I looked again, the golden orb slowly climbing into the night sky, drowned by the distraction of streetlights and lit windows. The park would be dark. It would be more visible there. He smiled, knowing how I adore the moon. "I'll go with you." He grabbed his flannel (the evenings have that lovely nip now), and my inspiration evolved and expanded as I rounded up the befuddled kids. And the dog.
A few minutes later, the six of us -- and our little dog, too -- were padding our way quietly down the sidewalk toward the neighborhood park. We approached the entrance, hushed and expectant. It was completely, eerily dark, save that golden sphere, suspended majestically in the eastern sky.
The kids were tempted to play because, well, that's what one does at the park. But when it's pitch black, one looks at the moon instead. A good trade. We gazed in stillness for a bit and eventually found ourselves sitting in a row on the footbridge.
As we admired the golden coin and the vast, limitless expanse overhead, I thought of the many other golden coins I'd collected over the years. Moons and moons worth of memories and moments spanning just about thirty-nine years now, each one saved, tucked away in my pocket. I felt the richness of it.
* * * * *
Earlier this week when Jamie and I had our Sunday date night, we decided it would be fun to watch You've Got Mail. It had been years since we'd seen it, and it just seemed like a perfect "welcome fall" kind of movie. Bouquets of sharpened pencils, "don't you love New York in the fall," and so on.
It was delightful to revisit the familiar classic, but I wasn't prepared for the flood of nostalgia that would come with it. When we first saw the movie, it was in the theater. (We ran into our dear friends, Jason and Tobi.) The year? 1998. Drew -- our sixteen-year-old -- was a wee babe.

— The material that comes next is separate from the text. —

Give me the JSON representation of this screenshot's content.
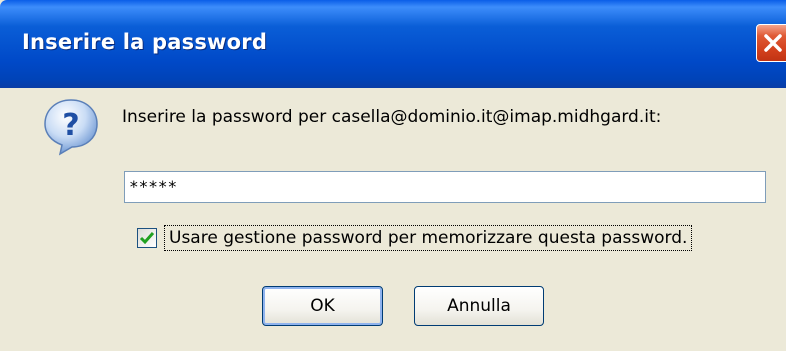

There were numerous scenes that I found myself watching with different eyes this time around. My favorite aha moment? When Kathleen Kelly recommends the series of books to Annabelle in the book store. You see, the 1998 Julianna didn't know about Betsy and Tacy. But the 2014 Julianna has two daughters who've read and loved the Betsy Tacy stories. (In fact Bethie and I just plowed our way through Betsy's first high school book this summer -- what a lovely lark.) I felt rather tingly and misty-eyed over it all.
As we watched Joe and Kathleen fall in love once again, those years of memories -- gold coins of experience and understanding and relationships -- added a fullness to the evening. And yes, I felt the richness of it.
* * * * *
We lined the footbridge, no one really wanting to be the one to say, "We should probably go home. It's a school night." But it happened anyway. We came to our feet, glanced back at the moon, and slowly made our way down the street.
As we did so, my mind wandered back to another, very similar golden moment. I gathered my girls close, walked more slowly, and shared about the time my Nanee and I had gazed upon a harvest moon in that very same neighborhood, the time we gathered a very similar gold coin. I was about Bethie's age. Hand in hand, my grandmother and I had walked in the stillness of the night, the moon so low on the horizon that it was unnaturally large, tinged just the color of the changing birch leaves. Squeezing my hand, she said, "Juni, we'll always remember this night."
She was right.
Our family of six -- and our little dog, too -- approached the welcome glow of our own front porch. I was content to follow in the wake of my husband and children, contemplative and quiet. Entering the warmth of home, I closed the door softly behind us, another gold coin in my pocket.